I’m really not very good at self discipline.
Oh I start out strong in the morning, and then, at the corner of You Deserve A Break Today, and Its 5:00 Somewhere, I get distracted. You kinda see where this is going don’t you?
I’ve been all gung-ho on this Beauty Detox System that Downtown Dad and I have been on. He’s a textbook example of 1) all-men-have-to-do-is-stop-eating-Fritos-and-they-lose-30-pounds; and 2) Self Discipline. I, on the other hand, exhibit all the traits of a post-menopausal woman which are best summed up in four words: Cocktails Can Fix That.
So on a typical day we both start out strong.
We have our hot lemon water in the morning instead of coffee as we get ready for work.
I make our delicious Glowing Green Smoothies and we pack them along to eat at work.
By lunchtime, I’m still on the wagon, looking forward to my avocado and fermented cabbage salad which I have packed along with me so I am not tempted by the lure of Jimmy Johns, or Taco Bell. Downtown Dad, gadfly, and man-about-town that he is, always has lunch out. Whether he’s at a meeting or with a client, he unwaveringly orders a salad and water, or eats only the vegetables at those hotel-banquet-buffets.
Around three in the afternoon or so is where our paths diverge. He pulls out an apple, or our fruit and nut energy bars and is happy til dinner. While I am eating spoonfulls of almond butter, and grudingly gnawing on an apple, dreaming of cheese smothered Enchiritos, and tortilla chips.
By five o’clock, those dreams have turned into devils on both shoulders, cleverly disguised as pizza and a tall rum and coke. Downtown Dad, however is home happily grilling some salmon and steaming some asparagus. He’s satisfied with just that and a tall glass of water for dinner, but by this time, I’m so worn out from fighting the cravings, that I feel perfectly justified – no obligated – to add a glass of wine (or two…) with mine.
And if we go out with other people, he takes the high road, stopping at one beer, while I stay true to my lifelong tradition of trying to drink everyone else under the table.
Don’t get me wrong, this system works. In two months, he’s lost somewhere around 20 pounds and like three pant sizes. And just because I’ve plateaued, doesn’t mean I’m not thrilled to have lost a solid 10 pounds. At least I know if I put my mind to it I could lose more. My mind however, has a mind of its own.
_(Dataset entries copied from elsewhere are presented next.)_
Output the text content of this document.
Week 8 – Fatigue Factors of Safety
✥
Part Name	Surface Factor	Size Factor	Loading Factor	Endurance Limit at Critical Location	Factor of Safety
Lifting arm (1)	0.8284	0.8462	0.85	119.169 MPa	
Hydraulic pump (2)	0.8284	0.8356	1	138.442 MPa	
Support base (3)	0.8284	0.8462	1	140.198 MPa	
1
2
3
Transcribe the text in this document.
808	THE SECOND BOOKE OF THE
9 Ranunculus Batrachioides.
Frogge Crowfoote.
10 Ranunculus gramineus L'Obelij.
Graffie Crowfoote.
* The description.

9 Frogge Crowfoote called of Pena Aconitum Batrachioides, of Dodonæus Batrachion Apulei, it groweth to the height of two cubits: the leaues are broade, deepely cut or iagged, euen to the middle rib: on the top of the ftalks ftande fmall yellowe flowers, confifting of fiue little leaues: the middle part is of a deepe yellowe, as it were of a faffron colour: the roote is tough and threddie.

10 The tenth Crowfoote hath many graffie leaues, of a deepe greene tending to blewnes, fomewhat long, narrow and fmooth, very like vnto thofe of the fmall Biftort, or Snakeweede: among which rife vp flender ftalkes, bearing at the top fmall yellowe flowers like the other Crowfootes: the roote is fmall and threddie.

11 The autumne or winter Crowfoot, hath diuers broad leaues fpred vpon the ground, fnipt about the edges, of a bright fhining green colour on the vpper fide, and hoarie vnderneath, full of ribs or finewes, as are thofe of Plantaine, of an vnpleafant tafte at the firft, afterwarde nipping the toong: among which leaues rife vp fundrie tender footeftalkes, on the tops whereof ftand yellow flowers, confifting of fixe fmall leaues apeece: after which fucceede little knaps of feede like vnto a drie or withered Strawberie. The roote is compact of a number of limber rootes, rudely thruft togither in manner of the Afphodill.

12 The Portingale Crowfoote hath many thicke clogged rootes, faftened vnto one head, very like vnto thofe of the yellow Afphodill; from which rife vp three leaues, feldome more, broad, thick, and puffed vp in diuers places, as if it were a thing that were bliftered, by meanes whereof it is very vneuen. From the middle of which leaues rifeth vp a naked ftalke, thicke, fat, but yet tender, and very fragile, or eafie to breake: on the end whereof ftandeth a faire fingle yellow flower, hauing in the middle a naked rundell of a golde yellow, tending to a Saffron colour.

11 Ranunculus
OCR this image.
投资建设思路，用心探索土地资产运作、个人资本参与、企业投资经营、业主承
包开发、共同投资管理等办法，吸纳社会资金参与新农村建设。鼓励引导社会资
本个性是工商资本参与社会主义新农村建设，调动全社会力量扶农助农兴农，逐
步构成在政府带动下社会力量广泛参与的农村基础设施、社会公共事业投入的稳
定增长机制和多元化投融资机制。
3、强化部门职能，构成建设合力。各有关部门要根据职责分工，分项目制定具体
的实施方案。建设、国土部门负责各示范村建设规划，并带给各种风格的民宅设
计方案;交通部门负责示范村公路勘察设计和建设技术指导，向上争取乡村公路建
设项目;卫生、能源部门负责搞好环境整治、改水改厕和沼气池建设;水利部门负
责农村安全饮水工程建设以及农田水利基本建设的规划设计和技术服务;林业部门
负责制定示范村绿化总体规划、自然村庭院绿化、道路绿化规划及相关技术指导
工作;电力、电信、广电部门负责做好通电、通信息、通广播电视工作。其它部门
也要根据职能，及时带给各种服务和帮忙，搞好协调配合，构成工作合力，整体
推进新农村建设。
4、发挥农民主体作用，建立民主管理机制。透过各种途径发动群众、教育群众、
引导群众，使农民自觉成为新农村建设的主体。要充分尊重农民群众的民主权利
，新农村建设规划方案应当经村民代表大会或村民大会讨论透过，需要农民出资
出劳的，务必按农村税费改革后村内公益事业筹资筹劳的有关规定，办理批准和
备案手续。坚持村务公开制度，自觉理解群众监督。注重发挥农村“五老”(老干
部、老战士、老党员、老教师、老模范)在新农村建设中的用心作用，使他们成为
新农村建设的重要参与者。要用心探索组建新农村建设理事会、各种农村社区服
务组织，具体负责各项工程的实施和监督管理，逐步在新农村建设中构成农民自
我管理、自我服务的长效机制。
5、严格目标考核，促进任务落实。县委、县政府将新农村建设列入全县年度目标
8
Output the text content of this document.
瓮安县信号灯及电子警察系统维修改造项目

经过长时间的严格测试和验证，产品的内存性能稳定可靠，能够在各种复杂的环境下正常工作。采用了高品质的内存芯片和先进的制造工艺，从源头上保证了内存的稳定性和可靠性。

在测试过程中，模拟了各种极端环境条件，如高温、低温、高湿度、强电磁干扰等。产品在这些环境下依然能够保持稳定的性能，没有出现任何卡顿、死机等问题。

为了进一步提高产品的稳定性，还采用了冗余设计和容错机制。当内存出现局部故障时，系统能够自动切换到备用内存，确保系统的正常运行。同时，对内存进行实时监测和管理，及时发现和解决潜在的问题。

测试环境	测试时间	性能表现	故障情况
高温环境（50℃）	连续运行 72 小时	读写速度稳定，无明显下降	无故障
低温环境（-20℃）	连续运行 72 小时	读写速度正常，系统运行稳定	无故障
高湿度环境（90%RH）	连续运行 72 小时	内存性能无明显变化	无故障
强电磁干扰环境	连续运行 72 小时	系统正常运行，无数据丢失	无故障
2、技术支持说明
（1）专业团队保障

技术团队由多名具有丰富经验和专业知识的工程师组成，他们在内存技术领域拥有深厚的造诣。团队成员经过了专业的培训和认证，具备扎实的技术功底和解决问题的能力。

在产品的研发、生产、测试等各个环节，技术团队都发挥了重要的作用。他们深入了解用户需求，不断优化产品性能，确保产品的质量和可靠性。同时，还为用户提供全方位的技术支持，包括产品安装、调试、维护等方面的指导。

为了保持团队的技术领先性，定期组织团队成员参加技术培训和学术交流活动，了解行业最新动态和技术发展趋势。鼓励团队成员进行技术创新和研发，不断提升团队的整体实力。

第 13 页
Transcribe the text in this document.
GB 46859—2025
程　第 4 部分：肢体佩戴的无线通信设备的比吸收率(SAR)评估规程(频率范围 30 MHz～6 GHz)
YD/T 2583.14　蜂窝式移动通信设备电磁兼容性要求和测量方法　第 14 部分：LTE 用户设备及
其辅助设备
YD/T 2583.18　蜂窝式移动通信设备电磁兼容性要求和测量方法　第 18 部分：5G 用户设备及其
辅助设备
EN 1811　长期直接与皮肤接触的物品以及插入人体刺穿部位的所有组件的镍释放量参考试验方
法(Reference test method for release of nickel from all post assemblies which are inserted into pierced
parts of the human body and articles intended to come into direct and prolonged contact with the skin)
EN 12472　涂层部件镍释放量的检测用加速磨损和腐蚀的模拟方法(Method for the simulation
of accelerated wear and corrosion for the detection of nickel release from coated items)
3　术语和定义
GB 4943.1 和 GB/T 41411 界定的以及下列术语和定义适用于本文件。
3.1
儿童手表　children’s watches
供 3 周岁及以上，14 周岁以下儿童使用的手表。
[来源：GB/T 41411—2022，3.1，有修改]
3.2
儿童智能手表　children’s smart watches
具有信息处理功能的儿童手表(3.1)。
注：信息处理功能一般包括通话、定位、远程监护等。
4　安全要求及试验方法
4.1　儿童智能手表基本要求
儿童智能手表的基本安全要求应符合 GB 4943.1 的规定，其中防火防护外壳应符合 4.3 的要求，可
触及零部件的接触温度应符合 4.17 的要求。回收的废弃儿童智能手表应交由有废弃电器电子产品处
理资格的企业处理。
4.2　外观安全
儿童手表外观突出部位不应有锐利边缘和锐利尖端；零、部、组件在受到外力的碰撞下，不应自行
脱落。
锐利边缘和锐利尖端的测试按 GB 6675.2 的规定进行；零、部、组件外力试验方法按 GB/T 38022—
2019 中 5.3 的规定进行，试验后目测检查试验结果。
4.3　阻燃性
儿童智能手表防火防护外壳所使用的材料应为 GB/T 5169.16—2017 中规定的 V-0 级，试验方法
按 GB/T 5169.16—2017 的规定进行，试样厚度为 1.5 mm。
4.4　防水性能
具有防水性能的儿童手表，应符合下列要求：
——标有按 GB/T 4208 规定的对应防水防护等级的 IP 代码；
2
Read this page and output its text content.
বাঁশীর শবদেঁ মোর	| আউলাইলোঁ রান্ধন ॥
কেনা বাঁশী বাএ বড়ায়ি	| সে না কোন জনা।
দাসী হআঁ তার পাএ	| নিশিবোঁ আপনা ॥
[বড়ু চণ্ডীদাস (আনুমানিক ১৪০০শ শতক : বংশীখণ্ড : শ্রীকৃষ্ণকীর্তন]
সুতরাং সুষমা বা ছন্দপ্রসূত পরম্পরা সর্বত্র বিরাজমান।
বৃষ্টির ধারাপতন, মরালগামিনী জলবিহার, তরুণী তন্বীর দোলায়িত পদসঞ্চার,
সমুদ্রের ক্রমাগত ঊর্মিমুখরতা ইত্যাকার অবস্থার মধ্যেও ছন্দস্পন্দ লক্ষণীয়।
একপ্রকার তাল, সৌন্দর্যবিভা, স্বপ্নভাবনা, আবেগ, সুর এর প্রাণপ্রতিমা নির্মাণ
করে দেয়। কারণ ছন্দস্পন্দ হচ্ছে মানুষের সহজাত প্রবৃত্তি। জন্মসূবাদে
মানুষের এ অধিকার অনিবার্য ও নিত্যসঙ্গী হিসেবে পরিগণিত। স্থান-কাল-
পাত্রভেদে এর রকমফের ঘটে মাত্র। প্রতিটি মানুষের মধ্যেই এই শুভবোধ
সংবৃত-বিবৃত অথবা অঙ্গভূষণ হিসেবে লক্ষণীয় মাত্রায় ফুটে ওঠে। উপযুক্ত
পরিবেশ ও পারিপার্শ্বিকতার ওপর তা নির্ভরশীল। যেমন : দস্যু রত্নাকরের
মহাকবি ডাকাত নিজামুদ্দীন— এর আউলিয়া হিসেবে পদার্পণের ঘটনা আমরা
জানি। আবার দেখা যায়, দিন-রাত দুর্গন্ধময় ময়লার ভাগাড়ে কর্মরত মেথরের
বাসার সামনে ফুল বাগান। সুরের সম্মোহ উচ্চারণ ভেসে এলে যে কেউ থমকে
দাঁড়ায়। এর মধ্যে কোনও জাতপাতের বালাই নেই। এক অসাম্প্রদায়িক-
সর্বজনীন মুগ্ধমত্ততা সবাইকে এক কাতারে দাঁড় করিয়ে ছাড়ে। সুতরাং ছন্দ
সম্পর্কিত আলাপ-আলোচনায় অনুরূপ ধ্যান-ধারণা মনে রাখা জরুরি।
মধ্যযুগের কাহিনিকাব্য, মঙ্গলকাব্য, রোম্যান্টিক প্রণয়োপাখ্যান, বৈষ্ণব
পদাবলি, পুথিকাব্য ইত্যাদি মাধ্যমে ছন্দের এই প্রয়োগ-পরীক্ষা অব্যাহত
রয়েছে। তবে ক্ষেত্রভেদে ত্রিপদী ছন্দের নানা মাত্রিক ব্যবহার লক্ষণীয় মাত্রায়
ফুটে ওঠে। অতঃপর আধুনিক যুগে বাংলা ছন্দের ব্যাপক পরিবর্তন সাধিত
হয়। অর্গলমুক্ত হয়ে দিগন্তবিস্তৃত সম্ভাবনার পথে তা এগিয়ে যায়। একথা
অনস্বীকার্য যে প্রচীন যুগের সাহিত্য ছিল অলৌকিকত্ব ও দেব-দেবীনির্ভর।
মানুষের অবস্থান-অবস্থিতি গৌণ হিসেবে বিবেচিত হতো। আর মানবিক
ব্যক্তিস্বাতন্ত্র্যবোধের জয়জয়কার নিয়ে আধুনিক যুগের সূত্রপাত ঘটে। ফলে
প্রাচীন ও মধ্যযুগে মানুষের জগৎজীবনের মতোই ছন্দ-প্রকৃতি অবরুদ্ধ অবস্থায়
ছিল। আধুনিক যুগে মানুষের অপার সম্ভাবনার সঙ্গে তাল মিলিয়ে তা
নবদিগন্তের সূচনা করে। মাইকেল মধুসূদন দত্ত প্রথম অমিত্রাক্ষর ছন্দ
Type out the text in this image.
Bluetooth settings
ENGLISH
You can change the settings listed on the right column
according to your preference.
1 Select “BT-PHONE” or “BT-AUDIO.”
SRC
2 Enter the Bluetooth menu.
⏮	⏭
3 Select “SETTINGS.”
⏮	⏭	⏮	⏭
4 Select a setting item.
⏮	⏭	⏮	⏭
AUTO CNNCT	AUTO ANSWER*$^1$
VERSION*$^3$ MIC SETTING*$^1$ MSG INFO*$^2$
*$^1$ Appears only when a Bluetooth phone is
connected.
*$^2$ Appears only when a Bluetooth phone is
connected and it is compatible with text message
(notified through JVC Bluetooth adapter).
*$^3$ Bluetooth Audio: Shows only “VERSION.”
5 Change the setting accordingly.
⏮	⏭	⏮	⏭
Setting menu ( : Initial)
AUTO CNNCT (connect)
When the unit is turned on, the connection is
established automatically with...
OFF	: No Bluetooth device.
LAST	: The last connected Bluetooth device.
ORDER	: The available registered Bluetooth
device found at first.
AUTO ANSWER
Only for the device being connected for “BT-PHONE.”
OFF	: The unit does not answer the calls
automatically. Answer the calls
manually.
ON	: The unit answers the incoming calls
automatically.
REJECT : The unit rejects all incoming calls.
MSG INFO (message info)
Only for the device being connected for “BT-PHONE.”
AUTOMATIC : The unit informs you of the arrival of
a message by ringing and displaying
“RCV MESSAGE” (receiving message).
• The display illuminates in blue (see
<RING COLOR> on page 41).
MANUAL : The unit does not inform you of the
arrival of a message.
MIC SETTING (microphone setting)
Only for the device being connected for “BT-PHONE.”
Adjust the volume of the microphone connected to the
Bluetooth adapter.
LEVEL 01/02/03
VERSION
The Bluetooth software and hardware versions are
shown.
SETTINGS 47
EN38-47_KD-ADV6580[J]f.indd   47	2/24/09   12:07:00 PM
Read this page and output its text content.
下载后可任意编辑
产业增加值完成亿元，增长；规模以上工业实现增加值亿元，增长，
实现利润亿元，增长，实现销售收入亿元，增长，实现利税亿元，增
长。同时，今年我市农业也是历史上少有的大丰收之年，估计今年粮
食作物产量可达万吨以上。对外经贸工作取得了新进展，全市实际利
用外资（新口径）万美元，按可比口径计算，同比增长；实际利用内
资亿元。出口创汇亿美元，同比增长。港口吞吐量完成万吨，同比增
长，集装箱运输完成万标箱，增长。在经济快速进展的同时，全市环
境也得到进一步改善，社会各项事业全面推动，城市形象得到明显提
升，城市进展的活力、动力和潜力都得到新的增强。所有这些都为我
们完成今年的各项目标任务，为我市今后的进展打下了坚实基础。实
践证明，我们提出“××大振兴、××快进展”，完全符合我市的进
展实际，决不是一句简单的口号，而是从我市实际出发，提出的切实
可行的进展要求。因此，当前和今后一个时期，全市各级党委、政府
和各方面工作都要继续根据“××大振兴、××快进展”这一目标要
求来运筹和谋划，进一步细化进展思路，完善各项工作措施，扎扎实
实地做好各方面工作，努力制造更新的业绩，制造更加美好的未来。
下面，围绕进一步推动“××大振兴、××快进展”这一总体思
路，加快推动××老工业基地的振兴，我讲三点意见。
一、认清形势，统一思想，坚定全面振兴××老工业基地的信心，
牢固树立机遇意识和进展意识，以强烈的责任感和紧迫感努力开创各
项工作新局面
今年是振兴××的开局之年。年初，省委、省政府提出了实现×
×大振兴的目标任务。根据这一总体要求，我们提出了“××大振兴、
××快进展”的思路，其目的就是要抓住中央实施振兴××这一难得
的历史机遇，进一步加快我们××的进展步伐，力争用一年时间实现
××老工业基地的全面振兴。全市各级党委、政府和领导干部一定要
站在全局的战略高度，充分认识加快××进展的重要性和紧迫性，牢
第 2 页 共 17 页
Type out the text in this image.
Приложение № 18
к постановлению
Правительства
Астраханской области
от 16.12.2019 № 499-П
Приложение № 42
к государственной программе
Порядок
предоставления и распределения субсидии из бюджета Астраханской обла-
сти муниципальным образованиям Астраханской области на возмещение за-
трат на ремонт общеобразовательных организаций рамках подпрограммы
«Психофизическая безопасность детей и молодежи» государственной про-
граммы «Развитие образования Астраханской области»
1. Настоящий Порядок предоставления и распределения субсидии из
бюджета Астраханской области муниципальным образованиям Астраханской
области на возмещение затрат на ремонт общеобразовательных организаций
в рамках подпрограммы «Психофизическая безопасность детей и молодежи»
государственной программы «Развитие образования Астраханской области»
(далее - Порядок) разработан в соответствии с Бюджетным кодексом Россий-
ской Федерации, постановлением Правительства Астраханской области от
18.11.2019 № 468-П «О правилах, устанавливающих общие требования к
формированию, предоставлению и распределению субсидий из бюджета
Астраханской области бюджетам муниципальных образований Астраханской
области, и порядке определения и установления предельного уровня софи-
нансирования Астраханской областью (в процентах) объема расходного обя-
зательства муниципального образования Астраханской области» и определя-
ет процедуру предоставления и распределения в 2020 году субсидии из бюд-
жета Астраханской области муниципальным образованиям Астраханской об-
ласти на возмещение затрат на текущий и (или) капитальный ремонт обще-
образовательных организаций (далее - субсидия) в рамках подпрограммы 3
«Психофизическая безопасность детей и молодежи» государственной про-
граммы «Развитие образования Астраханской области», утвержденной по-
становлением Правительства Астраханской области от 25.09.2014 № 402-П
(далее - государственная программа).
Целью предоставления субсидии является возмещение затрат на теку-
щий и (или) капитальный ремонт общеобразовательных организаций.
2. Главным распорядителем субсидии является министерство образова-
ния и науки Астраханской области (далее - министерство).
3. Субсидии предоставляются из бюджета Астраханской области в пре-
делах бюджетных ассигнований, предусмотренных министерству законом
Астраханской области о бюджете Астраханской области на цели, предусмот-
This weekend will be epic because we are going to The Lakes to a Jimmy Buffet themed fundraiser for Habitat For Humanity, called Boats and Bars. As you can imagine, there will be lots of steel drum music, and lots of rum, so my resolve will be sorely tested. I can do it though! It’s all mind over matter right?
Phfffftbt! Who am I kidding? Oh well, there’s always Monday….
1 Comment
by Karen (formerly kcinnova)
I think I am you in disguise.
Don’t beat yourself down — you are perfectly normal.
Also, my husband is the already-thin version of your husband. I know how hard it is to live with someone like that while you are dieting.